From my reading of Locke's work, the main ideas I gathered were as follows.
- Locke emphasizes that simple ideas come from elemental perceptions and are most nearly universal, whereas complex ideas are uncertain in nature, culture-bound, communal, or individual.
- Words represent ideas (as opposed to things), and theses words are ambiguous.
Our primary ideas, however, are identical. Here I must disagree.
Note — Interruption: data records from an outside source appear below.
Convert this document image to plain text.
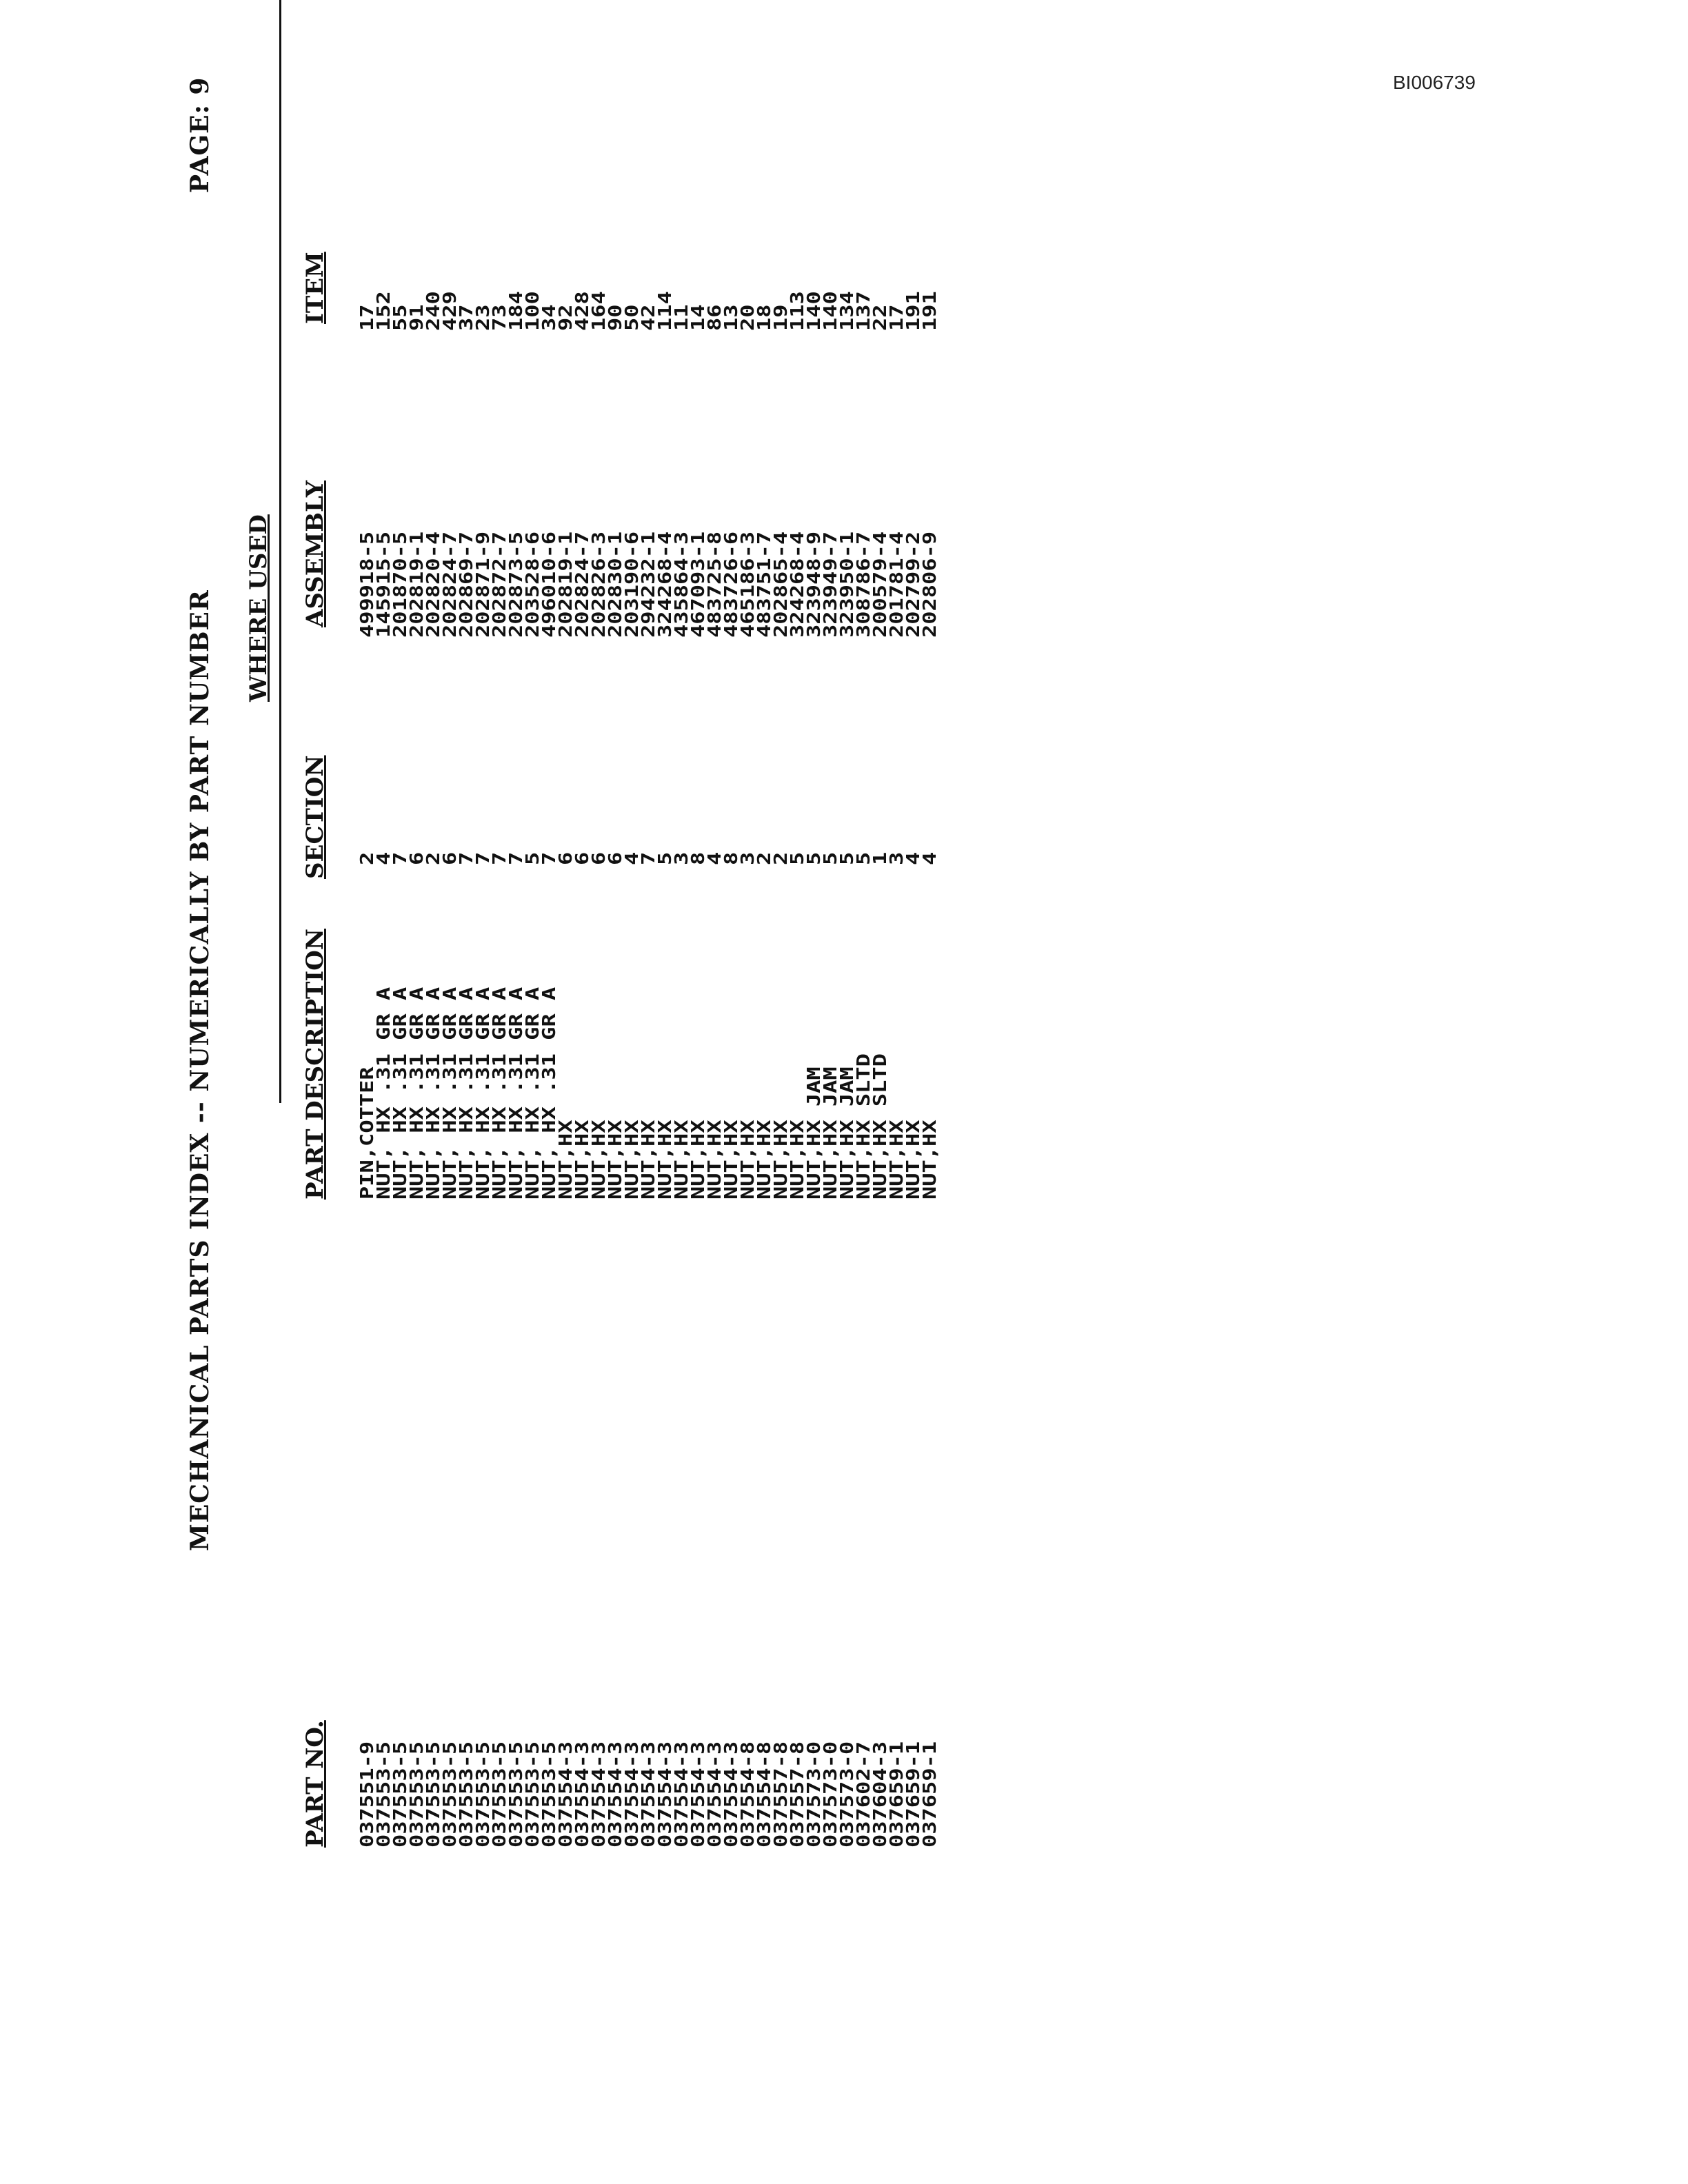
BI006739
MECHANICAL PARTS INDEX -- NUMERICALLY BY PART NUMBER
PAGE: 9
WHERE USED
PART NO.
PART DESCRIPTION
SECTION
ASSEMBLY
ITEM
037551-9
PIN,COTTER
2
499918-5
17
037553-5
NUT, HX .31 GR A
4
145915-5
152
037553-5
NUT, HX .31 GR A
7
201870-5
55
037553-5
NUT, HX .31 GR A
6
202819-1
91
037553-5
NUT, HX .31 GR A
2
202820-4
240
037553-5
NUT, HX .31 GR A
6
202824-7
429
037553-5
NUT, HX .31 GR A
7
202869-7
37
037553-5
NUT, HX .31 GR A
7
202871-9
23
037553-5
NUT, HX .31 GR A
7
202872-7
73
037553-5
NUT, HX .31 GR A
7
202873-5
184
037553-5
NUT, HX .31 GR A
5
203528-6
100
037553-5
NUT, HX .31 GR A
7
496010-6
34
037554-3
NUT,HX
6
202819-1
92
037554-3
NUT,HX
6
202824-7
428
037554-3
NUT,HX
6
202826-3
164
037554-3
NUT,HX
6
202830-1
90
037554-3
NUT,HX
4
203190-6
50
037554-3
NUT,HX
7
294232-1
42
037554-3
NUT,HX
5
324268-4
114
037554-3
NUT,HX
3
435864-3
11
037554-3
NUT,HX
8
467093-1
14
037554-3
NUT,HX
4
483725-8
86
037554-3
NUT,HX
8
483726-6
13
037554-8
NUT,HX
3
465186-3
20
037554-8
NUT,HX
2
483751-7
18
037557-8
NUT,HX
2
202865-4
19
037557-8
NUT,HX
5
324268-4
113
037573-0
NUT,HX JAM
5
323948-9
140
037573-0
NUT,HX JAM
5
323949-7
140
037573-0
NUT,HX JAM
5
323950-1
134
037602-7
NUT,HX SLTD
5
308786-7
137
037604-3
NUT,HX SLTD
1
200579-4
22
037659-1
NUT,HX
3
201781-4
17
037659-1
NUT,HX
4
202799-2
191
037659-1
NUT,HX
4
202806-9
191
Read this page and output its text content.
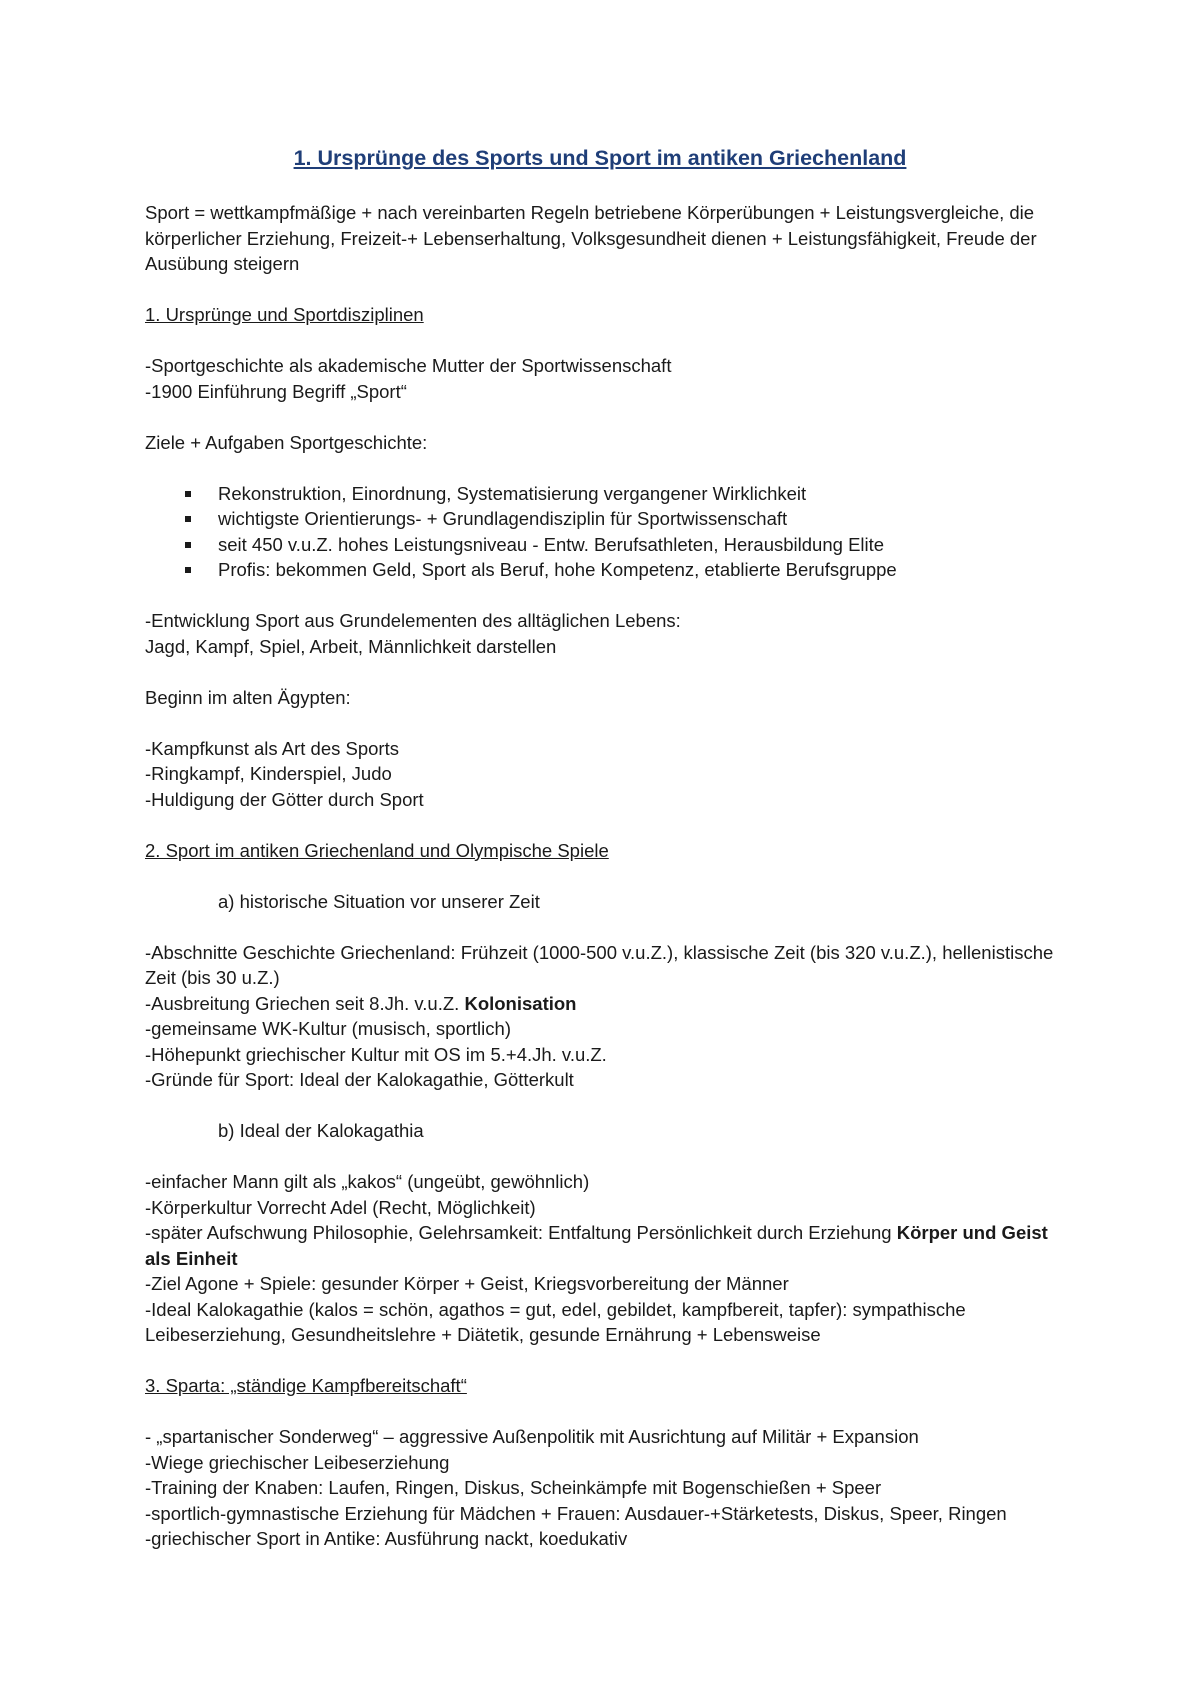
1. Ursprünge des Sports und Sport im antiken Griechenland

Sport = wettkampfmäßige + nach vereinbarten Regeln betriebene Körperübungen + Leistungsvergleiche, die körperlicher Erziehung, Freizeit-+ Lebenserhaltung, Volksgesundheit dienen + Leistungsfähigkeit, Freude der Ausübung steigern

1. Ursprünge und Sportdisziplinen

-Sportgeschichte als akademische Mutter der Sportwissenschaft

-1900 Einführung Begriff „Sport“

Ziele + Aufgaben Sportgeschichte:

Rekonstruktion, Einordnung, Systematisierung vergangener Wirklichkeit
wichtigste Orientierungs- + Grundlagendisziplin für Sportwissenschaft
seit 450 v.u.Z. hohes Leistungsniveau - Entw. Berufsathleten, Herausbildung Elite
Profis: bekommen Geld, Sport als Beruf, hohe Kompetenz, etablierte Berufsgruppe

-Entwicklung Sport aus Grundelementen des alltäglichen Lebens: Jagd, Kampf, Spiel, Arbeit, Männlichkeit darstellen

Beginn im alten Ägypten:

-Kampfkunst als Art des Sports

-Ringkampf, Kinderspiel, Judo

-Huldigung der Götter durch Sport

2. Sport im antiken Griechenland und Olympische Spiele

a) historische Situation vor unserer Zeit

-Abschnitte Geschichte Griechenland: Frühzeit (1000-500 v.u.Z.), klassische Zeit (bis 320 v.u.Z.), hellenistische Zeit (bis 30 u.Z.)

-Ausbreitung Griechen seit 8.Jh. v.u.Z. Kolonisation

-gemeinsame WK-Kultur (musisch, sportlich)

-Höhepunkt griechischer Kultur mit OS im 5.+4.Jh. v.u.Z.

-Gründe für Sport: Ideal der Kalokagathie, Götterkult

b) Ideal der Kalokagathia

-einfacher Mann gilt als „kakos“ (ungeübt, gewöhnlich)

-Körperkultur Vorrecht Adel (Recht, Möglichkeit)

-später Aufschwung Philosophie, Gelehrsamkeit: Entfaltung Persönlichkeit durch Erziehung Körper und Geist als Einheit

-Ziel Agone + Spiele: gesunder Körper + Geist, Kriegsvorbereitung der Männer

-Ideal Kalokagathie (kalos = schön, agathos = gut, edel, gebildet, kampfbereit, tapfer): sympathische Leibeserziehung, Gesundheitslehre + Diätetik, gesunde Ernährung + Lebensweise

3. Sparta: „ständige Kampfbereitschaft“

- „spartanischer Sonderweg“ – aggressive Außenpolitik mit Ausrichtung auf Militär + Expansion

-Wiege griechischer Leibeserziehung

-Training der Knaben: Laufen, Ringen, Diskus, Scheinkämpfe mit Bogenschießen + Speer

-sportlich-gymnastische Erziehung für Mädchen + Frauen: Ausdauer-+Stärketests, Diskus, Speer, Ringen

-griechischer Sport in Antike: Ausführung nackt, koedukativ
I believe everyone's experiences are different, unique to that individual. Our perception of an experience affects how we feel about it and shapes our ideas. We use language to communicate these experiences and ideas in ways others can relate to, based on experiences and ideas of their own. If we all experienced everything exactly the same, what would be the need for descriptive language? From this reading I am uncertain if Locke actually did believe we experience things the same, but I feel his statement that primary ideas are identical lends itself to such a conclusion.
1 comment:
Ok good I am not the only one that see's that Locke is contradicting himself right after he makes a claim about something. He says we all have a universal understanding and than switches it and says everyone is wrong and the world needs to be changed to believe what I believe, because I am correct!
But sometimes I wonder if he did that on purpose? If he wrote his works with a devil's advocate voice to rebuttal himself directly after so that way the reader has to come up with some kind of opinion almost instantly. But than another part of me wonders if he was trying to cater to 2 different audiences and when they read what they waned to hear they would just disagree with the other sides opinion. Hmmm?